Le 26 juillet 2019, Thibaut Pinot (à gauche), réconforté par son équipier William Bonnet, pose pied à terre dans la 19e étape du Tour entre Saint-Jean-de-Maurienne et Tignes.
Le rêve est passé
Marco Bertorello - AFP/Archives
Deux ans plus tard, le soleil brille en effet pour les Bleus. Si Bardet est en retrait, Julian Alaphilippe et Thibault Pinot se disputent le haut de l'affiche lors d'une édition délestée de plusieurs favoris.

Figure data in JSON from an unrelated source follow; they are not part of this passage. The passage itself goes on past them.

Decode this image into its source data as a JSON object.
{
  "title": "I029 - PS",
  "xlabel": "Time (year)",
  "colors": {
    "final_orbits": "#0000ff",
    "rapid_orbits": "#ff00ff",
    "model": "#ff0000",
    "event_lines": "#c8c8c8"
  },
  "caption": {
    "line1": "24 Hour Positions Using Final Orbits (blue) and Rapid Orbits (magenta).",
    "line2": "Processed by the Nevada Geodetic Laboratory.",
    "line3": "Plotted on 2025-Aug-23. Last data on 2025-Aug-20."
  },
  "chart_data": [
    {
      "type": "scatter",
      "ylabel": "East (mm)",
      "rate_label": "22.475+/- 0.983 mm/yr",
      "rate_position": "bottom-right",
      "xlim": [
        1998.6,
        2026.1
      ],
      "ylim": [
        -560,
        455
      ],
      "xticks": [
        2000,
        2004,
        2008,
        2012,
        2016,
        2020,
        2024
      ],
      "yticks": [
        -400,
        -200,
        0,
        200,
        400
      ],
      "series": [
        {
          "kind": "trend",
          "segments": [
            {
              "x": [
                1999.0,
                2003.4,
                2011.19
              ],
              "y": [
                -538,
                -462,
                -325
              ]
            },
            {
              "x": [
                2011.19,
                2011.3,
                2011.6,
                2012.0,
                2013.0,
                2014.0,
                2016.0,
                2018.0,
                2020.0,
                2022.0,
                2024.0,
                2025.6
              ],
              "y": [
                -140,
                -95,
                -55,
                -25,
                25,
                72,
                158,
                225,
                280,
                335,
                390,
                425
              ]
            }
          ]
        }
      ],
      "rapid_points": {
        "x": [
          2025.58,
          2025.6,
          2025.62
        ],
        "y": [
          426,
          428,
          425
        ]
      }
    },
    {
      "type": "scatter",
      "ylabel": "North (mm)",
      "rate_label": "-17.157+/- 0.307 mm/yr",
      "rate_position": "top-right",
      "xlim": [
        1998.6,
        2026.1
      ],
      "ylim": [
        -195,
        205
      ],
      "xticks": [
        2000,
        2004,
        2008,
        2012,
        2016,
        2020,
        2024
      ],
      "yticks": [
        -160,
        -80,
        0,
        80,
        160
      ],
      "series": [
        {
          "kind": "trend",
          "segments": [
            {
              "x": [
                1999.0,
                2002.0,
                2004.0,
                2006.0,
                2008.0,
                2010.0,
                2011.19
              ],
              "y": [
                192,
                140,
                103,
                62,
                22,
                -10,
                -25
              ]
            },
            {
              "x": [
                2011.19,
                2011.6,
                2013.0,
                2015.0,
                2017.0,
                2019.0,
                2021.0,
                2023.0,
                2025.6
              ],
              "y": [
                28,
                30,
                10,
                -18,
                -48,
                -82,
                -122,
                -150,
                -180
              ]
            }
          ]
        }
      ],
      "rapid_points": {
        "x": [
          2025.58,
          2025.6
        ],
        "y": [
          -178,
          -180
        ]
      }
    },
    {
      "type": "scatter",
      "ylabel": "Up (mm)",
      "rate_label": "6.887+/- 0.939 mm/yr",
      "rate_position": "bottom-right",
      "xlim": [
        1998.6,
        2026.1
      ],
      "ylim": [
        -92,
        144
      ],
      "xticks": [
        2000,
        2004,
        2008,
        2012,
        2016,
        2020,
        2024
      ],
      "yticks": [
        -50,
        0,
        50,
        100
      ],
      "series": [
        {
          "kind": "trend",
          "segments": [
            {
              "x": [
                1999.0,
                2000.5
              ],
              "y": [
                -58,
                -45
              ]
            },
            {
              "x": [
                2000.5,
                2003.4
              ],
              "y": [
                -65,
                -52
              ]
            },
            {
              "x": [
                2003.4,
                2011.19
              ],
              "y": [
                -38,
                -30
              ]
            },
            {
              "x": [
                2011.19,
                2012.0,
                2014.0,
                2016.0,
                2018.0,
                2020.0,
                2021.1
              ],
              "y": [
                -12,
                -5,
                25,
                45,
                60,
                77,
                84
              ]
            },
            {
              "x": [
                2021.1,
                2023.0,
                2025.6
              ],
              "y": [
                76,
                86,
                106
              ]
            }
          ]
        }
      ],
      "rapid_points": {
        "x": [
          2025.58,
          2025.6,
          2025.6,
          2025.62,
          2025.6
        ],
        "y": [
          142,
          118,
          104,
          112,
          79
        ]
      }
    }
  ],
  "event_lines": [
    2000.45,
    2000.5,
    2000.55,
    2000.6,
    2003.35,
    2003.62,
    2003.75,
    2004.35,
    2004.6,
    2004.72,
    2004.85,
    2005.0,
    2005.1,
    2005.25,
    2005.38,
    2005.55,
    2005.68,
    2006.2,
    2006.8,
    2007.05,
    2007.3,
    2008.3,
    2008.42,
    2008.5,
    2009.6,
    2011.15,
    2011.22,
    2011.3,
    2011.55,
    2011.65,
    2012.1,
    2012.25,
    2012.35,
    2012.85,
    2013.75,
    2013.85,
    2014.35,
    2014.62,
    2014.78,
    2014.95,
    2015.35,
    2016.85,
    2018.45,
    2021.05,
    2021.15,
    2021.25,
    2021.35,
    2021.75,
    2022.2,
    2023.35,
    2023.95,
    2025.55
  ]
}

N.1 mondial, le premier n'est a priori pas un coureur de grand Tour. Mais il réalise deux premières semaines canon, avec deux victoires d'étape et un maillot jaune solidement accroché. Dans les Pyrénées, vient le tour de Pinot. Vainqueur au Tourmalet, le Franc-Comtois se retrouve en embuscade au moment d'aborder l'ultime étape alpine, le 26 juillet. Peu après le départ, une première mauvaise nouvelle est toutefois crachée par Radio Tour. Pinot, blessé, va abandonner. "Je sentais que j'étais capable de le faire", sanglote le leader de Groupama-FDJ, qui voit sa popularité exploser. Quant à Alaphilippe, le ciel lui tombe sur la tête. D'abord quand Egan Bernal, futur vainqueur, attaque dans l'Iseran. Puis quand un orage de grêle éclate dans la descente, alors que le futur double champion du monde (2020, 2021) espère revenir sur le Colombien. L'étape est neutralisée. Le rêve est passé.